You raise an important point. The proposed solutions are too many to enumerate, but if I had to pick just one currently I would go for "Rethinking Attention with Performers" [1]. The research into making transformer better for higher dimensional inputs is also moving fast and is worth following.

[1] https://arxiv.org/abs/2009.14794

abecedarius · on Dec 8, 2020

It's clearly important but I found that paper hard to follow. The discussion in AIMA 4th edition was clearer. (Is there an even better explanation somewhere?)

glial · on Dec 8, 2020

I found it difficult to read too. Here's an annotated version, with code, which helps:

https://nlp.seas.harvard.edu/2018/04/03/attention.html

6gvONxR4sf7o · on Dec 8, 2020

It's crazy to me to see what still feel like new developments (come on, it was just 2017!) making their way into mainstream general purpose undergraduate textbooks like AIMA. It's this what getting old feels like? :-\

I start to understand what you always hear from older ICs about having to work to keep up, or else every undergrad coming out will know things you don't.

mrfox321 · on Dec 8, 2020

I would argue that input scaling is not fundamental to Transformers.

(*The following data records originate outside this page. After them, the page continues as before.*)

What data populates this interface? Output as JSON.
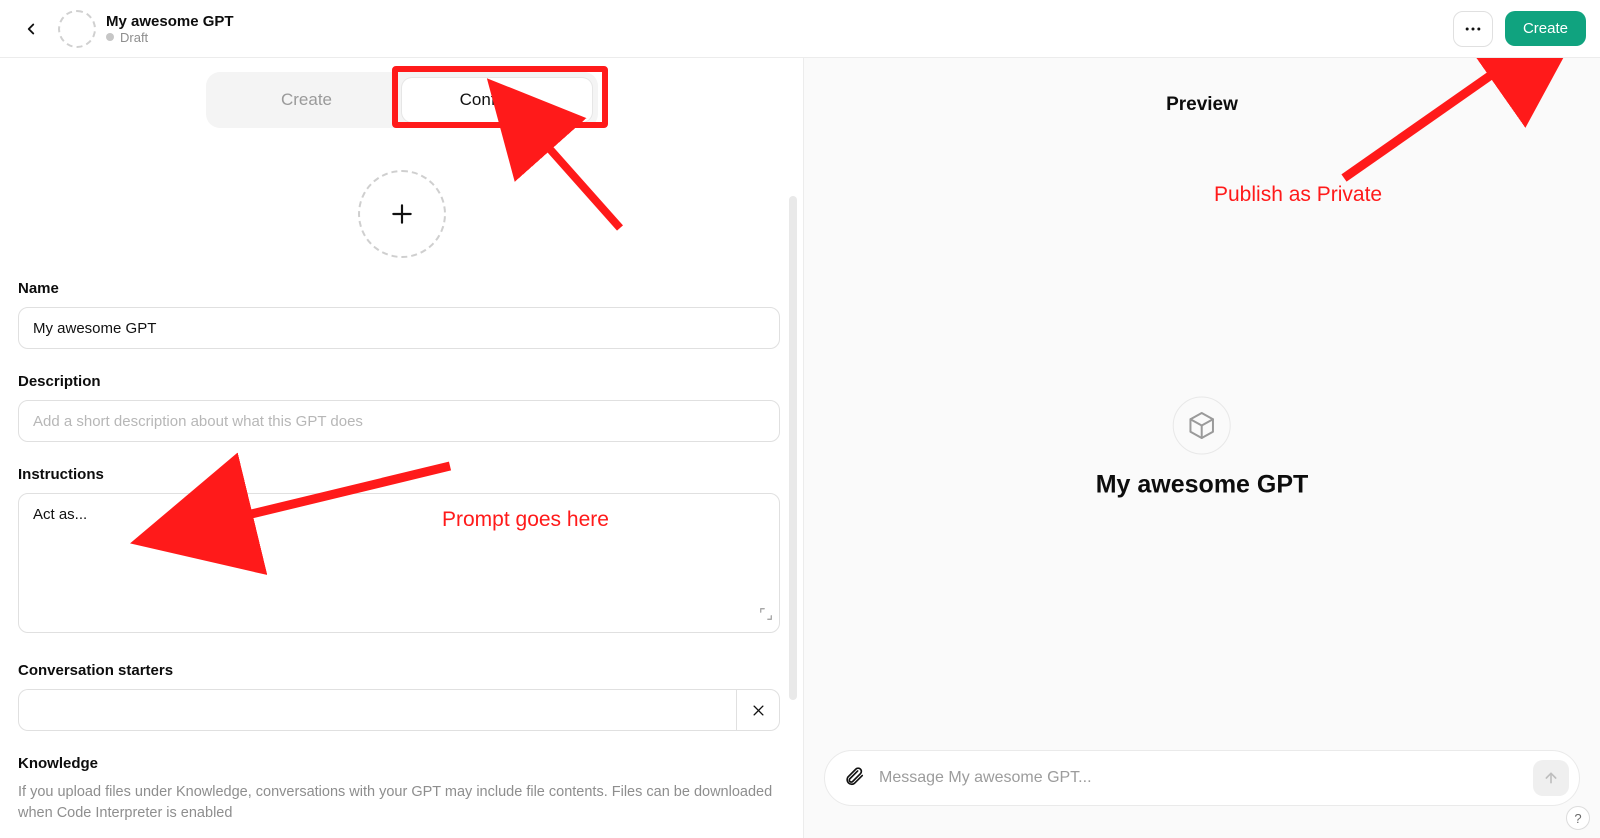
{
  "header": {
    "title": "My awesome GPT",
    "status": "Draft",
    "more_label": "...",
    "create_label": "Create"
  },
  "tabs": {
    "create": "Create",
    "configure": "Configure",
    "active": "configure"
  },
  "form": {
    "name_label": "Name",
    "name_value": "My awesome GPT",
    "description_label": "Description",
    "description_placeholder": "Add a short description about what this GPT does",
    "instructions_label": "Instructions",
    "instructions_value": "Act as...",
    "starters_label": "Conversation starters",
    "starter_value": "",
    "knowledge_label": "Knowledge",
    "knowledge_help": "If you upload files under Knowledge, conversations with your GPT may include file contents. Files can be downloaded when Code Interpreter is enabled"
  },
  "preview": {
    "heading": "Preview",
    "gpt_name": "My awesome GPT",
    "compose_placeholder": "Message My awesome GPT..."
  },
  "annotations": {
    "prompt": "Prompt goes here",
    "publish": "Publish as Private"
  }
}
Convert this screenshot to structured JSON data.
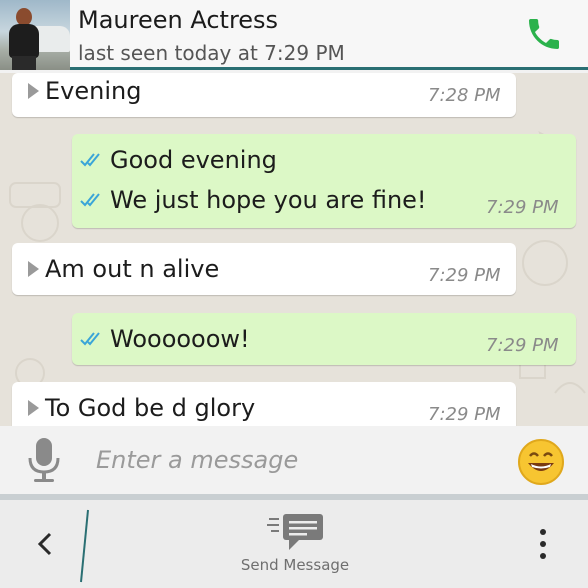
{
  "header": {
    "contact_name": "Maureen Actress",
    "last_seen": "last seen today at 7:29 PM",
    "call_icon": "phone-icon",
    "accent_color": "#2a6f73",
    "call_color": "#2bb24c"
  },
  "messages": [
    {
      "direction": "incoming",
      "lines": [
        "Evening"
      ],
      "time": "7:28 PM"
    },
    {
      "direction": "outgoing",
      "lines": [
        "Good evening",
        "We just hope you are fine!"
      ],
      "time": "7:29 PM",
      "status": "read"
    },
    {
      "direction": "incoming",
      "lines": [
        "Am out n alive"
      ],
      "time": "7:29 PM"
    },
    {
      "direction": "outgoing",
      "lines": [
        "Woooooow!"
      ],
      "time": "7:29 PM",
      "status": "read"
    },
    {
      "direction": "incoming",
      "lines": [
        "To God be d glory"
      ],
      "time": "7:29 PM"
    }
  ],
  "input": {
    "placeholder": "Enter a message",
    "mic_icon": "microphone-icon",
    "emoji_icon": "smiley-icon"
  },
  "action_bar": {
    "back_icon": "chevron-left-icon",
    "send_label": "Send Message",
    "send_icon": "send-message-icon",
    "overflow_icon": "more-vertical-icon"
  },
  "colors": {
    "incoming_bubble": "#ffffff",
    "outgoing_bubble": "#dcf8c6",
    "read_tick": "#3aa5d8",
    "chat_background": "#e6e2da"
  }
}
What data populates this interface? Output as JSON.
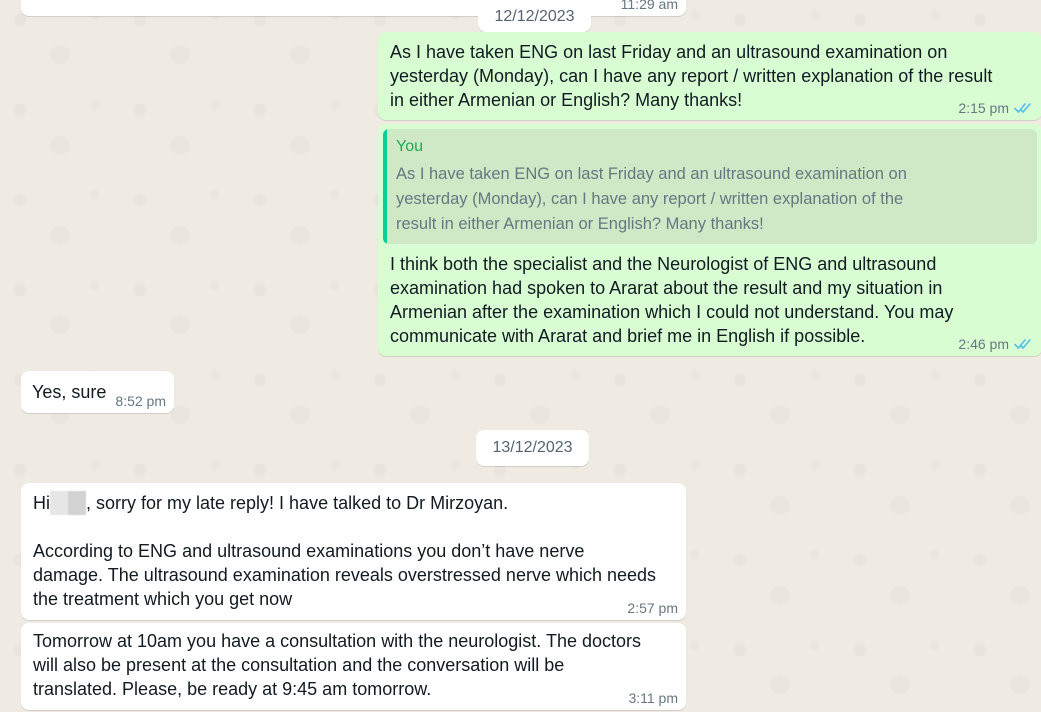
{
  "chat": {
    "top_partial_time": "11:29 am",
    "date_1": "12/12/2023",
    "date_2": "13/12/2023",
    "messages": [
      {
        "text": "As I have taken ENG on last Friday and an ultrasound examination on\nyesterday (Monday), can I have any report / written explanation of the result\nin either Armenian or English? Many thanks!",
        "time": "2:15 pm"
      },
      {
        "quote_author": "You",
        "quote_text": "As I have taken ENG on last Friday and an ultrasound examination on\nyesterday (Monday), can I have any report / written explanation of the\nresult in either Armenian or English? Many thanks!",
        "text": "I think both the specialist and the Neurologist of ENG and ultrasound\nexamination had spoken to Ararat about the result and my situation in\nArmenian after the examination which I could not understand. You may\ncommunicate with Ararat and brief me in English if possible.",
        "time": "2:46 pm"
      },
      {
        "text": "Yes, sure",
        "time": "8:52 pm"
      },
      {
        "text_prefix": "Hi",
        "text": ", sorry for my late reply! I have talked to Dr Mirzoyan.\n\nAccording to ENG and ultrasound examinations you don’t have nerve\ndamage. The ultrasound examination reveals overstressed nerve which needs\nthe treatment which you get now",
        "time": "2:57 pm"
      },
      {
        "text": "Tomorrow at 10am you have a consultation with the neurologist. The doctors\nwill also be present at the consultation and the conversation will be\ntranslated. Please, be ready at 9:45 am tomorrow.",
        "time": "3:11 pm"
      }
    ]
  },
  "colors": {
    "wallpaper": "#efeae2",
    "outgoing_bubble": "#d9fdd3",
    "incoming_bubble": "#ffffff",
    "read_ticks": "#53bdeb",
    "quote_accent": "#06cf9c"
  },
  "icons": {
    "read_receipt": "double-check-icon"
  }
}
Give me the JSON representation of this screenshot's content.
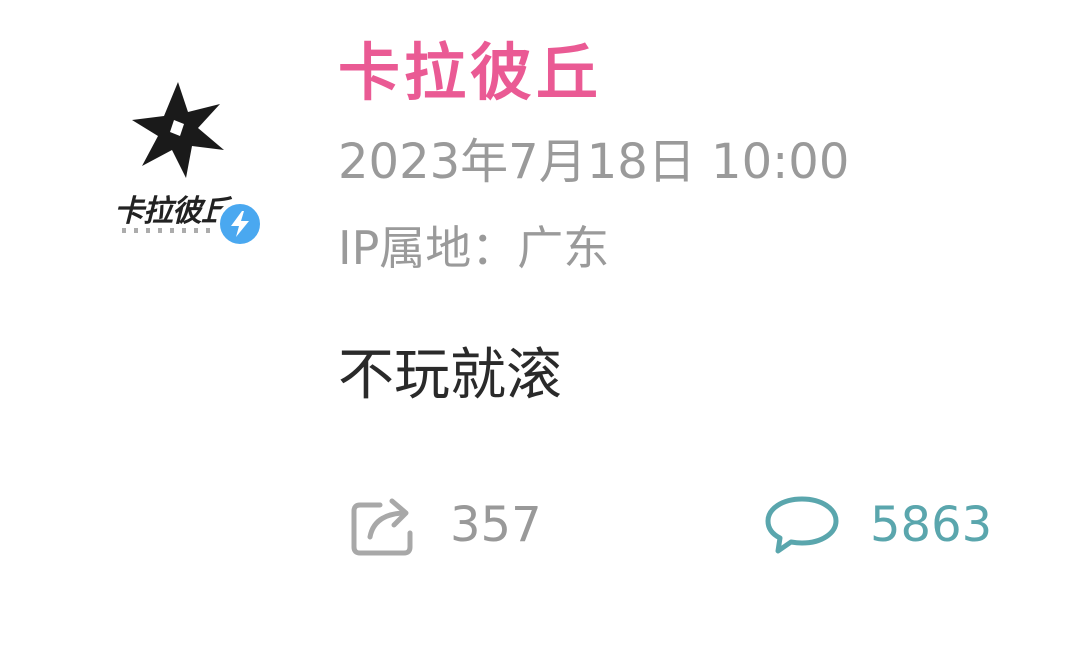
{
  "post": {
    "author": {
      "name": "卡拉彼丘",
      "avatar_text": "卡拉彼丘",
      "avatar_icon": "star-logo-icon",
      "verified_icon": "lightning-verified-icon"
    },
    "timestamp": "2023年7月18日 10:00",
    "ip_location": "IP属地：广东",
    "content": "不玩就滚",
    "actions": {
      "share": {
        "icon": "share-icon",
        "count": "357"
      },
      "comment": {
        "icon": "comment-icon",
        "count": "5863"
      }
    }
  },
  "colors": {
    "author_name": "#ea5a94",
    "meta_text": "#9a9a9a",
    "content_text": "#2a2a2a",
    "verified_badge": "#4aa8f0",
    "comment_accent": "#5aa6ad"
  }
}
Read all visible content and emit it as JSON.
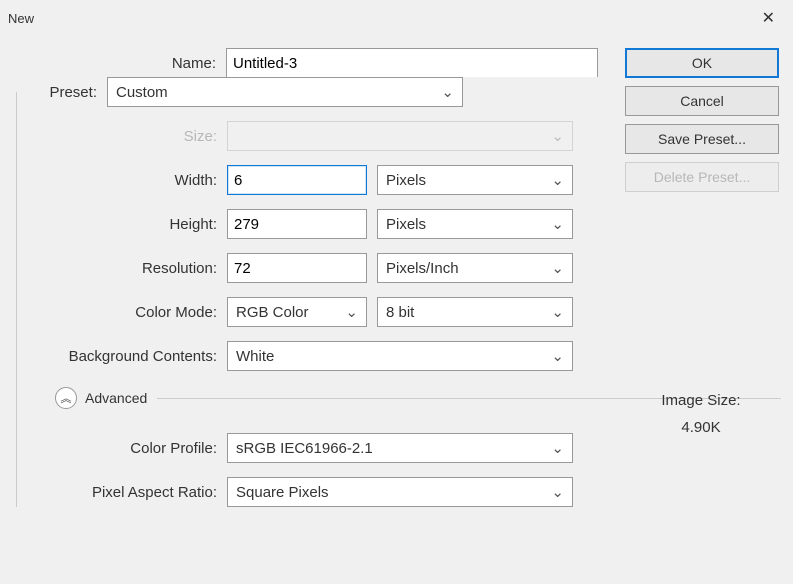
{
  "window": {
    "title": "New"
  },
  "labels": {
    "name": "Name:",
    "preset": "Preset:",
    "size": "Size:",
    "width": "Width:",
    "height": "Height:",
    "resolution": "Resolution:",
    "color_mode": "Color Mode:",
    "bg_contents": "Background Contents:",
    "advanced": "Advanced",
    "color_profile": "Color Profile:",
    "pixel_aspect": "Pixel Aspect Ratio:",
    "image_size": "Image Size:"
  },
  "values": {
    "name": "Untitled-3",
    "preset": "Custom",
    "size": "",
    "width": "6",
    "width_unit": "Pixels",
    "height": "279",
    "height_unit": "Pixels",
    "resolution": "72",
    "resolution_unit": "Pixels/Inch",
    "color_mode": "RGB Color",
    "bit_depth": "8 bit",
    "bg_contents": "White",
    "color_profile": "sRGB IEC61966-2.1",
    "pixel_aspect": "Square Pixels",
    "image_size": "4.90K"
  },
  "buttons": {
    "ok": "OK",
    "cancel": "Cancel",
    "save_preset": "Save Preset...",
    "delete_preset": "Delete Preset..."
  },
  "icons": {
    "chevron": "⌄",
    "collapse": "︽"
  }
}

Recurrent neural network size is also independent of input sequence length.

The successful removal of inductive bias is really what differentiates this from previous sequence-to-sequence neural networks.

keithyjohnson · on Dec 9, 2020

Which inductive bias?

nmfisher · on Dec 9, 2020

Presumably that the output at step (n) is conditioned only the output of step (n-1).